By this point I knew better than to spend my time with the frustration of ornate balconies and walls of columns and shutters, and picked the vignettes that told my chosen story. The scent of alyssum and violets behind the curtained window afforded flashbacks of my mother and grandmother.
For those of you who are sketchers, my sketchbooks were hand-sewn signatures of CP Fluid 100 paper which later will be bound in a book. The above size is the smaller, 7.5X11″ when open, as above.
When we emerged again onto Royal St. we were hungry, but wandered a while, checking out the shops devoted to Mardi Gras, wild hats and jewelry, and hot sauces before settling on the Royal House for lunch.
Then back to more of the History Museum. One thing I learned from a week in NOLA was that my taste for history had not been totally destroyed in school by chapter books and memorized battle dates!

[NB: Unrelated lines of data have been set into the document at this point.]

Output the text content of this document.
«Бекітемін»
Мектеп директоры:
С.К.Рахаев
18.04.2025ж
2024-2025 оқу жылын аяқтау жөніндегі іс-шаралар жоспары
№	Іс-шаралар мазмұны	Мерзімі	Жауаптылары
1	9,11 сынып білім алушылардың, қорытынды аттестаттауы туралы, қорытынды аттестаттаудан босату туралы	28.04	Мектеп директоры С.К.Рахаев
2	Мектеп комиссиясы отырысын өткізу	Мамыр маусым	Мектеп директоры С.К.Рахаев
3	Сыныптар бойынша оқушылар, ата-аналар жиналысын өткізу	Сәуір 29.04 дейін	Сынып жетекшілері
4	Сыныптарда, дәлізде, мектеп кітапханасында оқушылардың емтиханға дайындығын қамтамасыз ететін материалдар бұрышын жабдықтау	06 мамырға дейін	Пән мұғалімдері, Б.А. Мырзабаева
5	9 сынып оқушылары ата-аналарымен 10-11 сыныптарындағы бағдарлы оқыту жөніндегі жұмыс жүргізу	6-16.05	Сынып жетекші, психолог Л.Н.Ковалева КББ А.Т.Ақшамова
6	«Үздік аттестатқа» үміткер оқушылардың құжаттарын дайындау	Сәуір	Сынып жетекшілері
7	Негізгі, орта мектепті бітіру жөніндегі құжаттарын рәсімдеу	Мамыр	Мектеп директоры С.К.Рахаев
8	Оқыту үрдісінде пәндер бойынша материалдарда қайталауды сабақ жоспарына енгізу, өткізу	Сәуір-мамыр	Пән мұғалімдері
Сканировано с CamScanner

One sign in the exhibit: in a life sized picture which put the viewer in a seat in one of the early trolley cars: DEATH RIDES THE HIGHWAYS, BUT YOU ARE SAFE IN THE TROLLEY CAR! Ironic that in the day of the Corona virus one might feel safer in ones car on the highway than in a trolley car.
And then one of the high points of the trip, the street musicians I’d hoped to hear, and in particular Doreen, who could lean back and blow that clarinet with every muscle and cell of her body and make you want to weep with it. That’s her husband on tuba and daughter on drums. Standing across the street in a crowd I managed to draw this and paint it later.
She had glittery blue braided into her hair. Afterwards I shamelessly asked for her picture, and tired as she was from a long session on the busy streets, she beamed that warm smile.
Note the vestiges of Mardi Gras on the balcony above, which one finds everywhere in the city. As we walked the streets of the French Quarter there were small marching bands and processions on every other street “celebrating” funerals, weddings, and who knows what! When we reached Bourbon Street, where the amped music flooded the street along with liquor that permeated the air, we headed home.